Indiana Grant Supports Neonatal Opioid Program In The State
State and health leaders met at an Indianapolis hospital Monday to announce a new project to help pregnant Hoosier mothers who are addicted to opioids, the effort expands a pilot to reduce neonatal abstinence syndrome or NAS.
NAS happens when a baby is exposed to drugs in the womb. Providers at Community East Hospital addressed this issue in response to the rise in cases that they were seeing says OBGYN Anthony Sanders.
"We developed a comprehensive program that includes medication assisted therapy, psychotherapy, intensive outpatient therapy, resource coordination, specialty consultation and family support," says Sanders.

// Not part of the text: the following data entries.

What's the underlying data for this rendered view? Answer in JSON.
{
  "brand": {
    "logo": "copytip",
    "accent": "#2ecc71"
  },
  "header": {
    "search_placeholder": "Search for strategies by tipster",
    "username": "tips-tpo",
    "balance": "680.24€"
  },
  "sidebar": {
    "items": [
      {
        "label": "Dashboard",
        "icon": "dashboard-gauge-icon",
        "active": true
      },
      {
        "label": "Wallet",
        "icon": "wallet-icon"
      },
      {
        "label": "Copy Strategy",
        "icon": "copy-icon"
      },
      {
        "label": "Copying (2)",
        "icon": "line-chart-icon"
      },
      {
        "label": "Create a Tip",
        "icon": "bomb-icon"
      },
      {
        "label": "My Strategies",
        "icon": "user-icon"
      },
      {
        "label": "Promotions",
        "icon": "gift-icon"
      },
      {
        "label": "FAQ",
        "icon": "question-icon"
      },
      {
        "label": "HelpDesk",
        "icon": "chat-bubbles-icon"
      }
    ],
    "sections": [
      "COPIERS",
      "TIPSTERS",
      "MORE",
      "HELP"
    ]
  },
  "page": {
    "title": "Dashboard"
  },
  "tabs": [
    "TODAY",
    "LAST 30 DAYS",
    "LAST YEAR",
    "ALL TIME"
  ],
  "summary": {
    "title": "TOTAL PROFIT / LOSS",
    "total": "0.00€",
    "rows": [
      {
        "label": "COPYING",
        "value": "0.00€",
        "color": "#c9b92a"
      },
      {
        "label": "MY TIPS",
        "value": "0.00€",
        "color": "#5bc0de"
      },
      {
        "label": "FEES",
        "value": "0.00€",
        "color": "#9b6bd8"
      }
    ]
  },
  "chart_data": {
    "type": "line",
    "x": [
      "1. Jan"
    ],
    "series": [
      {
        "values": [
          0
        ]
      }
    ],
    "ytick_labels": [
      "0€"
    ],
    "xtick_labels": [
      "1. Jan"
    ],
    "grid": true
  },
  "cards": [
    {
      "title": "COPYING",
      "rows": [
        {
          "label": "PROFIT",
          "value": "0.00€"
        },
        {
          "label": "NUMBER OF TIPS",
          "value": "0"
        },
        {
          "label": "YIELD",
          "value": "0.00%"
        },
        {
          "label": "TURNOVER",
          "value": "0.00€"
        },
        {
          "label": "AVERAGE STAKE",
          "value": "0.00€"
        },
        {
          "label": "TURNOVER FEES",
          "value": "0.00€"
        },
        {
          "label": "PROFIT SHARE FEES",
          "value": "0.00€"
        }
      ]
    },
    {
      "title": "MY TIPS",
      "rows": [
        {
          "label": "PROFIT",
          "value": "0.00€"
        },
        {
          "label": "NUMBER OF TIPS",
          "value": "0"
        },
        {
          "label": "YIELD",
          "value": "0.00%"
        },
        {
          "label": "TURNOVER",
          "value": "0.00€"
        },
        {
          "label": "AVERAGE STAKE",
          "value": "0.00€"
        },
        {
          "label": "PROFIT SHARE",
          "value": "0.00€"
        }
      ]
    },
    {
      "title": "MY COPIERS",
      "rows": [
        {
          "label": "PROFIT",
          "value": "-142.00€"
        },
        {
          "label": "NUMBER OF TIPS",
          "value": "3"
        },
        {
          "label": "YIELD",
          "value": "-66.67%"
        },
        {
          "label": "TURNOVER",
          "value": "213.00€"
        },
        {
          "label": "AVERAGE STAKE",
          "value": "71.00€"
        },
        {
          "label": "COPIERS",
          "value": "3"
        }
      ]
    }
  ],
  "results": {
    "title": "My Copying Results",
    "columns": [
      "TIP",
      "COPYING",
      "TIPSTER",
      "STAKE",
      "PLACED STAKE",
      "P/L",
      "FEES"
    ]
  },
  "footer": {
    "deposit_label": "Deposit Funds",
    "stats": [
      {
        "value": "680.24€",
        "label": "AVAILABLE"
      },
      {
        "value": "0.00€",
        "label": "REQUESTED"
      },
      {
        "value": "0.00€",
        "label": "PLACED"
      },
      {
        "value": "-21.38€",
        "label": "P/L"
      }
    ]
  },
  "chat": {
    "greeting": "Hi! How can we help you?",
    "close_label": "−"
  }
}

The state is awarding the Community Health Neonatal Opioid Addiction Project more than $570,000, part of 2017 legislation to address this issue.
Community Health Network President Bryan Mills says there is a great need to attack this part of the opioid epidemic.
"At last count we have 67 pregnant patients at Community East signed up for medication assisted treatment," says Mills.
The current program has recorded successes. The number of mothers testing negative for drugs at birth has increased and the number of days babies born dependent on drugs spend at the hospital has dropped from 26 to 19.
"I know 19 days is too long, there is no doubt about that, but these are trends in the right way," says Mills.
The project will build on the program with a goal of expansion to other facilities. Other goals include screening all mothers, improving data and specialized newborn care.